Push to allow visits to Potters Field

Push to allow visits to Potters Field
Photo by Joel Sternfeld/courtesy Hart Island Project

Potter’s field a park?

A well-established grassroots organization is advocating just that for Hart Island just off City Island.

The Hart Island Project’s Melinda Hunt made a presentation before Community Board 10’s Parks and Recreation committee on Monday, Jan. 13 asking the board’s support for for a bill to be re-introduced by Queens Councilwoman Elizabeth Crowley to amend the city’s administrative code, turning over jurisdiction of the island from the Department of Corrections to the Parks Department.

The city has buried indigent New Yorkers there since just after the Civil War, with close to one million burials, including infants and children.

The idea, Hunt explained, is to allow the families of the deceased a chance to visit the potter’s field grave sites without having to go through Corrections’ rigorous screening processes.

Prisoners from Rikers Island dig the graves. They are ferried to and from the island from the eastern end of Fordham Street on City Island, she said. The DOC strictly limits access, with any visitors permitted no further than a gazebo near the dock on Hart Island, far from the actual burial sites, she said.

She said that while she and Project have a cordial relationship with the DOC, that “they are just the wrong city agency to manage public visitation of a cemetery.”

“A mother should not have to go through Rikers Island procedures to visit her child,” she said.
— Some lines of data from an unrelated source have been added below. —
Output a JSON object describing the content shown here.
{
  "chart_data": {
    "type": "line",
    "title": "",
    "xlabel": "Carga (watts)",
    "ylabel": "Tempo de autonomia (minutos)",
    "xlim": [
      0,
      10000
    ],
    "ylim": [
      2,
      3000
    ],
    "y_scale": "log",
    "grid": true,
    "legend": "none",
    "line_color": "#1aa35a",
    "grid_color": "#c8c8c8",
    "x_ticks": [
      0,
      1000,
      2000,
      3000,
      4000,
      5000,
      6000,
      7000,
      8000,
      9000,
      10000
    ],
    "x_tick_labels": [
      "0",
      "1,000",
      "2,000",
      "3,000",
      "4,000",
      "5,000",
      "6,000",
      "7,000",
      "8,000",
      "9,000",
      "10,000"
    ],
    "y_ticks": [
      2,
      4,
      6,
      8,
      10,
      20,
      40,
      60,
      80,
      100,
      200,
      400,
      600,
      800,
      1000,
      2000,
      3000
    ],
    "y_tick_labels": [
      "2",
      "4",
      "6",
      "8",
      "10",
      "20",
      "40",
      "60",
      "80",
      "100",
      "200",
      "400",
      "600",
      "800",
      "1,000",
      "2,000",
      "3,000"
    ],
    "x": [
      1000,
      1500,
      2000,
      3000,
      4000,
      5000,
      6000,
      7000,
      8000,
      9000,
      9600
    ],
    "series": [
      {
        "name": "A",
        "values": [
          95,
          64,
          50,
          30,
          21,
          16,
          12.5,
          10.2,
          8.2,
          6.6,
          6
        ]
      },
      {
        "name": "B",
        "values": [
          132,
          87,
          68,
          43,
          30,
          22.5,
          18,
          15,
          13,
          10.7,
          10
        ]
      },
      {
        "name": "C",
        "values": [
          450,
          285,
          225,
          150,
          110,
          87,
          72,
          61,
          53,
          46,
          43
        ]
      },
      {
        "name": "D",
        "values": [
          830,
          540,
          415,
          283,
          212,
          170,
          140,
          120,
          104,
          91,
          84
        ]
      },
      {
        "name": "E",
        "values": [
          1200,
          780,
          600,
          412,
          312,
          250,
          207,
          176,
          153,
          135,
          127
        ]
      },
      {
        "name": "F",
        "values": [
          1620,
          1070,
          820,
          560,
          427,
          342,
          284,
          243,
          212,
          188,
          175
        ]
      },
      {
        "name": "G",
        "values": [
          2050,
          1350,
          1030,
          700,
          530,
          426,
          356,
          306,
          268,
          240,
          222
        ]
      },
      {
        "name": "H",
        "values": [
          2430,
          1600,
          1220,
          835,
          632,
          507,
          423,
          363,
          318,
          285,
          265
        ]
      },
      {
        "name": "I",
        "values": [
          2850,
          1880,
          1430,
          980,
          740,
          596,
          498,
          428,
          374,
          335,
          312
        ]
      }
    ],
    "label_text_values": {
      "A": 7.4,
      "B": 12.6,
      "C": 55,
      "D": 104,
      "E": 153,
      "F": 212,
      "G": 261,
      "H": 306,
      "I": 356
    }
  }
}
She added: “DOC officers are paid to do a dangerous job, and I think the City Council needs to update the administrative code and assign it to an appropriate agency.”

Crowley spokesman Eric Yun said the councilwoman believes Hart Island is a place to which the public deserves greater access and that the matter should be explored.

CB 10’s Parks Committee urged Hunt to visit the City Island Civic Association to speak about her ideas and logistical issues that would bring more visitors to Hart Island, because it could affect City Island.

“The one main objection that I have is how much are you going to overtax the Parks Department,” said committee member James McQuade, adding that Parks is limited by budgetary constraints, and that they cannot even get something as simple as Parks Enforcement Police officers for Ferry Point Park.

McQuade called Hart Island “one of the most beautiful sites on earth,” echoing Hunt’s comments that the burial site is “a glorious location.”

Parks Department spokesman Nathan Arnosti stated in an e-mail that “Hart Island remains an active burial site, NYC Parks has refused jurisdiction.”

Hunt, a graphic artist, said she first became interested in Hart Island when she visited it in 1991 to photograph sites that late-19th and early-20th century journalist and photographer Jacob Riis cataloged 100 years earlier.

“I was surprised on how beautiful a place it was,” she said, adding “it was a sad place, but not a dark place.”